Medytacja nie może się nie udać
Nie istnieje coś takiego jak nieprawidłowa medytacja. Wszystkie Twoje podejścia do medytacji są wartościowe, ponieważ każda uczy Cię ważnych umiejętności, takich jak: obecność, uważność, zarządzanie uwagą, obserwacja, życzliwość.
I co z tego, że niekiedy medytuje się lekko i przyjemnie, a innym razem idzie jak po grudzie? Pokaż mi jakąkolwiek ważną umiejętność poprawiającą jakość życia i nie wymagającą praktyki ani cierpliwości? – No właśnie. Więc jeśli martwisz się, że zrobisz coś nie tak – skończ z tym. Najważniejsze wychodzi Ci świetnie – próbujesz, ćwiczysz, i starasz się. Więcej się nie da.

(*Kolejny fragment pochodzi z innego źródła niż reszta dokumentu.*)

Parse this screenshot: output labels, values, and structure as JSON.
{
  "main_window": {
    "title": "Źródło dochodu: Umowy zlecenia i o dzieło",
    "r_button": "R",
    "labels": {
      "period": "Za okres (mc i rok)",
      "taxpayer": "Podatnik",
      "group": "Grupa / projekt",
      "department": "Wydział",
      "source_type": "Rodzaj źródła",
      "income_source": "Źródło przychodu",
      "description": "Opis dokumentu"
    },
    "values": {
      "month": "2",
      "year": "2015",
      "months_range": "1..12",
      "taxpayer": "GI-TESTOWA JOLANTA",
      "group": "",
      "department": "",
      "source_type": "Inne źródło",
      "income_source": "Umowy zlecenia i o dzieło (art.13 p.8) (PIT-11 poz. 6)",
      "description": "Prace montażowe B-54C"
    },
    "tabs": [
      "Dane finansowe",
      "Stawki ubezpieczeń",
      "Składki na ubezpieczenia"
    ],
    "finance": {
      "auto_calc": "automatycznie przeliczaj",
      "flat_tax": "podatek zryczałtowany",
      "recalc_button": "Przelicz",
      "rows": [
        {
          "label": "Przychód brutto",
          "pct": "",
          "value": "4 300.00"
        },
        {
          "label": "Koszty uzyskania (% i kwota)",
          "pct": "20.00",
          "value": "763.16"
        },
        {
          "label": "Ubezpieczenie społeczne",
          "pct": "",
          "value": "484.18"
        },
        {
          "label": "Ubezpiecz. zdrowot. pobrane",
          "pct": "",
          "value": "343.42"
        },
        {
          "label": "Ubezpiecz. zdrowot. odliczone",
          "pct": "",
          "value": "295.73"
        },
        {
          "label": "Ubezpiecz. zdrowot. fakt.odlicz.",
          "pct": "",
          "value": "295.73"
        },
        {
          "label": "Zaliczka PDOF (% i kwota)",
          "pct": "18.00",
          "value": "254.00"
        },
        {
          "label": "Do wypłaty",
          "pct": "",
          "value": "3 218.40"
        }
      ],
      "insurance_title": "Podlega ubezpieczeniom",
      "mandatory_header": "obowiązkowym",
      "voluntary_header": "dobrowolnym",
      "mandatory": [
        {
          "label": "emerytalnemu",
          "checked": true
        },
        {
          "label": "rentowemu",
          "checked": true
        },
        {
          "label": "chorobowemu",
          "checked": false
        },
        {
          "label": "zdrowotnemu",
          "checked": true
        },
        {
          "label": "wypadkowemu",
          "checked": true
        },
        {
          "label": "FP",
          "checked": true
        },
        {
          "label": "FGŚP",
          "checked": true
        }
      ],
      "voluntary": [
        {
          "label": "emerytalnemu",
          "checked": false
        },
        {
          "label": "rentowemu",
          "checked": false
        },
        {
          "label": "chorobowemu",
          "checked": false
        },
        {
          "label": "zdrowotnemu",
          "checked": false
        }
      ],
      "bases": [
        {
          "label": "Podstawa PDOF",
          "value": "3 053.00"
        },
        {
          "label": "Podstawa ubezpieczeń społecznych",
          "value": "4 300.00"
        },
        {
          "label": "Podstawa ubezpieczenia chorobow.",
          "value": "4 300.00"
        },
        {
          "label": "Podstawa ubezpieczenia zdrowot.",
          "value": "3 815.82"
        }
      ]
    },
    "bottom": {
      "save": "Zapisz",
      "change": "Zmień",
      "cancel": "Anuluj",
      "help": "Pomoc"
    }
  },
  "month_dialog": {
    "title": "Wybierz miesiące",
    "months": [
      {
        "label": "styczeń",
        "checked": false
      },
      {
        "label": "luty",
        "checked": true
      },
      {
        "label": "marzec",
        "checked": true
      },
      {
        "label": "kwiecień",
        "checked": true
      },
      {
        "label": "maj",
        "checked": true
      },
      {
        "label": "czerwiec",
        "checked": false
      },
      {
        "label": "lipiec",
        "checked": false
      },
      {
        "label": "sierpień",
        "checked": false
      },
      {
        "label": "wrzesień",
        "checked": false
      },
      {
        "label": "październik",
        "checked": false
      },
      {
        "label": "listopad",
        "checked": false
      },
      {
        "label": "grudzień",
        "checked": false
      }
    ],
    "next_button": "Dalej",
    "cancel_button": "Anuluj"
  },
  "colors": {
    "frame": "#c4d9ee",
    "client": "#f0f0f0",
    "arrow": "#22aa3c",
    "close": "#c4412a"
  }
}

Medytacja to nie tylko moda
Znasz jakąś modę, która trwa nieprzerwanie przez ponad 2500 lat? Porwane jeansy zaprojektowane przez wściekłego psa sąsiada, selfie pt. „taka jestem nieuczesana” po wizycie u fryzjera – to przykłady mody. Natomiast medytacja to praktyka stara jak świat.
No prawie ;-). A że do Polski zawitała dopiero niedawno, to już inna kwestia. Może nieco później, niż do innych krajów europejskich, ale najważniejsze, że w końcu przyszła. I założę się, że nigdzie się już stąd nie ruszy.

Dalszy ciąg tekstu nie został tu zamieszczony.